Беатрис весело рассмеялась.
— О, я вас сейчас поймаю! Знаете, что мне рассказал Ретондаро? Да-да, про вас! Он говорит… — Беатрис понизила голос и продолжала дурашливым тоном школьницы, поддразнивающей подружку: — Он говорит, дон Хиль, что вы влюблены в какую-то вдовушку, во всяком случае принимаете большое участие в ее судьбе…
— Второе более точно, — сказал Хиль. — А этот Ретондаро, оказывается, порядочный сплетник, не мешало бы отпилить ему еще и язык.
— Не нужно, какой же он адвокат без языка. И потом он не виноват: лежать ведь скучно, сами понимаете, а на разговор о вас навела его я, нарочно, мне было интересно узнать о вас побольше. На правах старой знакомой, не правда ли? — Беатрис рассмеялась и снова поднесла к губам рюмку. — Так расскажите же об этой вдовушке, дон Хиль. Она красива?
Ларральде смотрел на нее и улыбался, а глаза его были совсем серьезны; Беатрис встретилась с ними и быстро отвела свои.
— Да, она красива, — помедлив, ответил Хиль. — А еще что вы о ней знаете? Что вам говорил Пико?

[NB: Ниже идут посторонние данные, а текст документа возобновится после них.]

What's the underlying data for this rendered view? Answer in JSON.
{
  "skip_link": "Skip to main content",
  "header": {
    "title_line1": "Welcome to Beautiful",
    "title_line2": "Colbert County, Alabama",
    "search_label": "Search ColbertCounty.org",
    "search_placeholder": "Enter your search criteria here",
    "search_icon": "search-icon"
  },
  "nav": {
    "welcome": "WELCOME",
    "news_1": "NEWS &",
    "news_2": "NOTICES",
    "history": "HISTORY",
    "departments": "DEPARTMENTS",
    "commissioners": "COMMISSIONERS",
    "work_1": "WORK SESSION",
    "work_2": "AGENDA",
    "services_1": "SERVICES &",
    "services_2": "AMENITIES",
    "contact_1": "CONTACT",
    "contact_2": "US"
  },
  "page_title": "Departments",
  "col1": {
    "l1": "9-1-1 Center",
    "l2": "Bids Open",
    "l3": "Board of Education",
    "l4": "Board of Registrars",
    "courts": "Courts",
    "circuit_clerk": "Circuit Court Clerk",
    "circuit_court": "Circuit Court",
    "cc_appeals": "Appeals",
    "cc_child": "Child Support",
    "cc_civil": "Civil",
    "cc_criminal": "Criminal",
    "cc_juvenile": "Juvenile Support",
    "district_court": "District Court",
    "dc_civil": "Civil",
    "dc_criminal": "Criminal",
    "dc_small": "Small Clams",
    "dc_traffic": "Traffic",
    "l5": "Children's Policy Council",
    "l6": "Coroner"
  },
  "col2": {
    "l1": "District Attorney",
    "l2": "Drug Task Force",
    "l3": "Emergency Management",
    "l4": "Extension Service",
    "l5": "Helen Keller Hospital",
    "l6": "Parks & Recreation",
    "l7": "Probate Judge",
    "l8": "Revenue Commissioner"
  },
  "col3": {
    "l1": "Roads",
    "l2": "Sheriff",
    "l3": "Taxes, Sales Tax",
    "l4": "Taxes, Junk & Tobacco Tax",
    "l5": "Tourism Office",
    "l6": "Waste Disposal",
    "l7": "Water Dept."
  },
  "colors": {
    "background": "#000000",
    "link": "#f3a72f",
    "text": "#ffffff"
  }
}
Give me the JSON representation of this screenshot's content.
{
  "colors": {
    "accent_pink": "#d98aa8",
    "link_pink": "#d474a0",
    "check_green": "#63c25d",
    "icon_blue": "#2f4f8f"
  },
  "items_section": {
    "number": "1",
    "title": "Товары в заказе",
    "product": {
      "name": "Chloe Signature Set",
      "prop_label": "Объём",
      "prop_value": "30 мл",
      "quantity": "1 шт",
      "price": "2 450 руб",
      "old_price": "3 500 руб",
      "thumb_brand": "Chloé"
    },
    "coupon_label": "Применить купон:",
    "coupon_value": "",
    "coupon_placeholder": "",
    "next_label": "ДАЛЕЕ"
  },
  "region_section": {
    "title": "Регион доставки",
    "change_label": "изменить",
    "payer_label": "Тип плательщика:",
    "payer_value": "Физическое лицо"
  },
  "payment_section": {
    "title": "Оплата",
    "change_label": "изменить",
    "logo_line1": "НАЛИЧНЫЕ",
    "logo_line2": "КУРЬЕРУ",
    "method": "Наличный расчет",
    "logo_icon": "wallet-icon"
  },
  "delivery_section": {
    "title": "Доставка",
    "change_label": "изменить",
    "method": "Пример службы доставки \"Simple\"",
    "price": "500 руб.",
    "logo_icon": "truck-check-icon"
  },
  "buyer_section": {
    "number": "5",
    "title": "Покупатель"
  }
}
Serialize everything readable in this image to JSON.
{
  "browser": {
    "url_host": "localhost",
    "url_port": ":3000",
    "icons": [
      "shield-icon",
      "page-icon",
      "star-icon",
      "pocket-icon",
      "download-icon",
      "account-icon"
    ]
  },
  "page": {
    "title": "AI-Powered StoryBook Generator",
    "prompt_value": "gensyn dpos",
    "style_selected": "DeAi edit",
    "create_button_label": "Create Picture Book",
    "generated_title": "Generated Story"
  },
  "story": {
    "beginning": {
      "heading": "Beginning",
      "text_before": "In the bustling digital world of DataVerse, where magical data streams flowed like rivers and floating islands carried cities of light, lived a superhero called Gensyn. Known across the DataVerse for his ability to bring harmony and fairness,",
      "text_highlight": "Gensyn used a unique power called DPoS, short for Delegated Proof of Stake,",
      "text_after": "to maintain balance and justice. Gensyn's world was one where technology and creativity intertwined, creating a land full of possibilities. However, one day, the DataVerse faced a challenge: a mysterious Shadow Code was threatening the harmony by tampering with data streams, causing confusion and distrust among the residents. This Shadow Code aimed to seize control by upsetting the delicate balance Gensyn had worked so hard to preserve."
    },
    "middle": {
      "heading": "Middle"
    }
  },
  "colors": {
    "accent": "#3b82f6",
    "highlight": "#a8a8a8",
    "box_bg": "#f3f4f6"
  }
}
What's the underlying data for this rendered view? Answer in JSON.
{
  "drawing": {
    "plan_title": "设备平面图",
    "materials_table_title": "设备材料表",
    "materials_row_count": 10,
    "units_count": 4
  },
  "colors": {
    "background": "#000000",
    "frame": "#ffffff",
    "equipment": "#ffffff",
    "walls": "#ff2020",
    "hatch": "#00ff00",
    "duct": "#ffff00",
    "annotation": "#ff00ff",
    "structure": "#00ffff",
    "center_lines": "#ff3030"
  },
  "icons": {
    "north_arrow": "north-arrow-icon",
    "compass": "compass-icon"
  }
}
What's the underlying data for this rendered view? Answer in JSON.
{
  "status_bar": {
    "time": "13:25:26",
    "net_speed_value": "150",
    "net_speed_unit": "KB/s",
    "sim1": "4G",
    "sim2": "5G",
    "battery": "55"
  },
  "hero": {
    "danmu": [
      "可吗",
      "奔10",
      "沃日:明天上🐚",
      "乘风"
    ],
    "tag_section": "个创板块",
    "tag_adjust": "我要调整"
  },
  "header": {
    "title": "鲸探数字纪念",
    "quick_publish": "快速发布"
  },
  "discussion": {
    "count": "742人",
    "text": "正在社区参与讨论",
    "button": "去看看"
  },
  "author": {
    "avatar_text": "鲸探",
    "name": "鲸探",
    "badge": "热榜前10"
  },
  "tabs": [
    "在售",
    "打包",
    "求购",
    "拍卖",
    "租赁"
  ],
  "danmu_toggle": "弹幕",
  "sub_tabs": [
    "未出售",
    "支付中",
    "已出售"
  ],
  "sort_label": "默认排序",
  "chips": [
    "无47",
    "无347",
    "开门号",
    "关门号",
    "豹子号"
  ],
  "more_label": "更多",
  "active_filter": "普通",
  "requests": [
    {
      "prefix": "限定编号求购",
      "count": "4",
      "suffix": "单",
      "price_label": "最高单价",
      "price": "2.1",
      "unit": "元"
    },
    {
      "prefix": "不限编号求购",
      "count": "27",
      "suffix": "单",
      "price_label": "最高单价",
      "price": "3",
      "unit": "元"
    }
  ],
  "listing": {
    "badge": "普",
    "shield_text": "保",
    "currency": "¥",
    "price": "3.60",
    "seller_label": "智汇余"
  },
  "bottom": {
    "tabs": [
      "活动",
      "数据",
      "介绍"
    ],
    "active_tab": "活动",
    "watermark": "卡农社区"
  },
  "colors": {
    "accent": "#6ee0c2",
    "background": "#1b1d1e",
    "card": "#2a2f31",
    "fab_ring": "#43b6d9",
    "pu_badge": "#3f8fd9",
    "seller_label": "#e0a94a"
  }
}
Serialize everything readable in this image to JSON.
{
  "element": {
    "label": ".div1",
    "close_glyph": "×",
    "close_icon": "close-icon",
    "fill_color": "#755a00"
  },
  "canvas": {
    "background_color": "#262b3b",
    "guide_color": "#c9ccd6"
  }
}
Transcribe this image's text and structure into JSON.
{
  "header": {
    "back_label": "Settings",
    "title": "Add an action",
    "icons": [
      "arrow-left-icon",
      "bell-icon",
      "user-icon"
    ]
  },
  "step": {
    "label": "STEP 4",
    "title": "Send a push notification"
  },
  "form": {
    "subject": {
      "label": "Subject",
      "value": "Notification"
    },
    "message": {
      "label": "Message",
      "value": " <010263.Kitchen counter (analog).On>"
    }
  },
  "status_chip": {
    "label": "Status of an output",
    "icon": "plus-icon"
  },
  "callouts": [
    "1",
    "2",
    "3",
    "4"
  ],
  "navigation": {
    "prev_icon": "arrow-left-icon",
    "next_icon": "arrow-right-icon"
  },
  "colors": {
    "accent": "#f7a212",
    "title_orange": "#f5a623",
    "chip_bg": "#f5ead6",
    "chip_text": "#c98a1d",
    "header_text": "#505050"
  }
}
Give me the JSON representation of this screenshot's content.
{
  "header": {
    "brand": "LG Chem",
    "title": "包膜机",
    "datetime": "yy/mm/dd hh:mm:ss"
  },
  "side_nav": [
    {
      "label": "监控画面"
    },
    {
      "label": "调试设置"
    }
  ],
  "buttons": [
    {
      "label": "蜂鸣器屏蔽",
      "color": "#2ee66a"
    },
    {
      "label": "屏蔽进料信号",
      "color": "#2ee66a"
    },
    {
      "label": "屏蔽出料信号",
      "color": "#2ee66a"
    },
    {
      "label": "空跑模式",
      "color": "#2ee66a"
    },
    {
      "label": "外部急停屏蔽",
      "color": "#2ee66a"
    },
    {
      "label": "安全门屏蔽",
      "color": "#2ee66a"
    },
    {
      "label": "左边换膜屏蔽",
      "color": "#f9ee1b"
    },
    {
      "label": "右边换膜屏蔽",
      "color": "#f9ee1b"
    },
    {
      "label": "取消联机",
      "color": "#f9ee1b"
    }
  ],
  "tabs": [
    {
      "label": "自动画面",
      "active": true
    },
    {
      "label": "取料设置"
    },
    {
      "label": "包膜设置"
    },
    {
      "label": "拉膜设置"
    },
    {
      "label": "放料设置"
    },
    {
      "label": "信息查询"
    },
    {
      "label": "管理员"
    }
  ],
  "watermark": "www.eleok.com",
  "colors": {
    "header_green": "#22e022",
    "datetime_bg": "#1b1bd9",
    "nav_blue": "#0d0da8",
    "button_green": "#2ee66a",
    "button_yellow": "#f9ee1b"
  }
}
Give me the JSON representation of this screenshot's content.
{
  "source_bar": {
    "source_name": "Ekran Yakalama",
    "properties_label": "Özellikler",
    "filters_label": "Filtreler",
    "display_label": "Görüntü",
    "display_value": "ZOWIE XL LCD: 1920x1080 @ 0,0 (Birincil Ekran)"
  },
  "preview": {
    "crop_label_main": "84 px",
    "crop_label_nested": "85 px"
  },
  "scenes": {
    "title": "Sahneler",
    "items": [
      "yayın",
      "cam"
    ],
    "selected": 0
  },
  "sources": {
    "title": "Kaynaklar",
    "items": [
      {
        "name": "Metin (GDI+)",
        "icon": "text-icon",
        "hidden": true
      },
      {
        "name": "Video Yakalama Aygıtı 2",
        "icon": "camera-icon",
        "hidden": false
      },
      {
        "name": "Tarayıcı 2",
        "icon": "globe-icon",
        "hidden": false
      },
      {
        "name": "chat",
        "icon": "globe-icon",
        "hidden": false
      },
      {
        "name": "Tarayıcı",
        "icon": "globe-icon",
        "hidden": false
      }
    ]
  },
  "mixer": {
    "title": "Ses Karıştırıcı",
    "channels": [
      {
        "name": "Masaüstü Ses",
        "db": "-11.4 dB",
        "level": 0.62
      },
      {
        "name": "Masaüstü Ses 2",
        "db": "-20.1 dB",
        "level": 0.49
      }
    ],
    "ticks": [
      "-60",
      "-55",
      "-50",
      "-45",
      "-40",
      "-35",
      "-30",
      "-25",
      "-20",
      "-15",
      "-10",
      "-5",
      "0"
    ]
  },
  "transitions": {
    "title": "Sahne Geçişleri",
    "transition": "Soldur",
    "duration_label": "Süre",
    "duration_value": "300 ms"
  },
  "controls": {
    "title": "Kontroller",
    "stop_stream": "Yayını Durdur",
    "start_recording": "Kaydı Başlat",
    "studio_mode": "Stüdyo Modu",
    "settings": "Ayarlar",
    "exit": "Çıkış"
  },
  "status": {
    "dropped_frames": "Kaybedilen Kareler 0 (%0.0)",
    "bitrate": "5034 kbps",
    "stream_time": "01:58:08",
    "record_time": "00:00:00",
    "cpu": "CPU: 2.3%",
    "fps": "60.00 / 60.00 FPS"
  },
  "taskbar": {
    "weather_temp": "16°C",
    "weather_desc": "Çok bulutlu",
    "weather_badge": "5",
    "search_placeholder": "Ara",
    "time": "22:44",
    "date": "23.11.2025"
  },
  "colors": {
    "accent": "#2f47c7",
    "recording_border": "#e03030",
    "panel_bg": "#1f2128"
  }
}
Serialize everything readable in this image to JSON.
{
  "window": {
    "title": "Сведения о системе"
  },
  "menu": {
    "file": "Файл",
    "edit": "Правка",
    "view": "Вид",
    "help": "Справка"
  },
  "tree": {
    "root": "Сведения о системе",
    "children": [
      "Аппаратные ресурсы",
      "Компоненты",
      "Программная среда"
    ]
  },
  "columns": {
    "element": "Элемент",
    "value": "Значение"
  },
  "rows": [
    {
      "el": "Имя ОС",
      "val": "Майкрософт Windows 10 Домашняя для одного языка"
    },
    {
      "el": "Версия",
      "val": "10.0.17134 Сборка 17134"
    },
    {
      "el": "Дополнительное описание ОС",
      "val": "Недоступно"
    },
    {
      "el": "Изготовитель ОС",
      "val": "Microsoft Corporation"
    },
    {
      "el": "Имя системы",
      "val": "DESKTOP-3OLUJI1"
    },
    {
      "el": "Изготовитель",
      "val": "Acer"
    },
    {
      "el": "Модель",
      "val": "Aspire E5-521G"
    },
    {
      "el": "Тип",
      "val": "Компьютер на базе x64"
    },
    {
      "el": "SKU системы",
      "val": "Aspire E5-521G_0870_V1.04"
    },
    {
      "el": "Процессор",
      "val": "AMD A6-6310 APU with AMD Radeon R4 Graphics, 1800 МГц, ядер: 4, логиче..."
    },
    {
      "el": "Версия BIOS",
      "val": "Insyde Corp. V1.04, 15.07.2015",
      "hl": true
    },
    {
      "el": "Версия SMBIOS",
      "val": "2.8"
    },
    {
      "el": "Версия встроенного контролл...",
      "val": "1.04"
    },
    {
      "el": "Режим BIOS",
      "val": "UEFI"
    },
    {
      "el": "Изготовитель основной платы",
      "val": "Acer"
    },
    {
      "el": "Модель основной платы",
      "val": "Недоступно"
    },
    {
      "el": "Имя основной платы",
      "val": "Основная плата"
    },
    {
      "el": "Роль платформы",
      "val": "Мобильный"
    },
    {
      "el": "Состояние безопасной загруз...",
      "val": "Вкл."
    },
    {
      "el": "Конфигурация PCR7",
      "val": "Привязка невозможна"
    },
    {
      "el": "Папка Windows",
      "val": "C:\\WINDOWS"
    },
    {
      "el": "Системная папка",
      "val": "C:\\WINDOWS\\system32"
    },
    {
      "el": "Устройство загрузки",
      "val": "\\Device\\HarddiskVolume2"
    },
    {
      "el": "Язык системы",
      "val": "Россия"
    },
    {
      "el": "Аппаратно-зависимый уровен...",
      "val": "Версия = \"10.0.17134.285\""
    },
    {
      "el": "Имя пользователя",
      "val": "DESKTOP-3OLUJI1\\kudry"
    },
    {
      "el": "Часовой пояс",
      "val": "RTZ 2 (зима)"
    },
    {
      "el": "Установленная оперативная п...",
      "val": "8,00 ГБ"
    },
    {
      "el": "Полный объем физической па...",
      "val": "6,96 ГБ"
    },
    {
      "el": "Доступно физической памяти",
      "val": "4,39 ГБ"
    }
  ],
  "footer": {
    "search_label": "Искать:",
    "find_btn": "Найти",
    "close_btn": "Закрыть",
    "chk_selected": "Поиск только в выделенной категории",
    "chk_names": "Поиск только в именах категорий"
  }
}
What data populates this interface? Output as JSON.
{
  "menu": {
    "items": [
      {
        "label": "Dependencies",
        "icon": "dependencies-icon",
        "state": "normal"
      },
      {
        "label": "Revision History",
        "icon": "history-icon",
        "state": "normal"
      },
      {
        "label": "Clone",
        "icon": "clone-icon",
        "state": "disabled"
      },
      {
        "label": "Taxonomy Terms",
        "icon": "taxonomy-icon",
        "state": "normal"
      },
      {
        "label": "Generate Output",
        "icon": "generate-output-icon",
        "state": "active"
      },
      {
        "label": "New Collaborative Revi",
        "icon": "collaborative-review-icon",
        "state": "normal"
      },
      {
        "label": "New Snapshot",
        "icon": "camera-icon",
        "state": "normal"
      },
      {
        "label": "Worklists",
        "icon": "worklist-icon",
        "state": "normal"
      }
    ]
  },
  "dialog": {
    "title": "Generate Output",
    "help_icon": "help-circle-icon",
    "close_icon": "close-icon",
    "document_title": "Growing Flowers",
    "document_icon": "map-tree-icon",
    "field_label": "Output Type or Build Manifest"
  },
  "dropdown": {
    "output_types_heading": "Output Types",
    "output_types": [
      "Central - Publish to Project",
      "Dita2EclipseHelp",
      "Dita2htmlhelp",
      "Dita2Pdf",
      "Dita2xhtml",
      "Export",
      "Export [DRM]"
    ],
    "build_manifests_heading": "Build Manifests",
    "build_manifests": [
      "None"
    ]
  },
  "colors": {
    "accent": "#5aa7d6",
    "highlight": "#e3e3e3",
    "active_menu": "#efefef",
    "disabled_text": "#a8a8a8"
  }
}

— Ничего! — Беатрис беззаботно пожала плечами. — Так, упомянул вскользь… Вы, кажется, искали для нее дом?
— Да, искал.
— Вот как… Оказывается, иногда вы все-таки умеете быть кабальеро… Здоровье вашей знакомой!
Беатрис подняла рюмку до уровня глаз и опустила на стол, не коснувшись ее губами. Хиль усмехнулся и выпил свою до дна.
— Почему же вам пришлось взять на себя эту роль… квартирного агента? — спросила Беатрис тем же ненатурально веселым тоном. — Где эта дама жила до тех пор?
— За городом, — коротко ответил Хиль. Помолчав, он исподлобья глянул на Беатрис и спросил: — Что вы еще хотите о ней знать?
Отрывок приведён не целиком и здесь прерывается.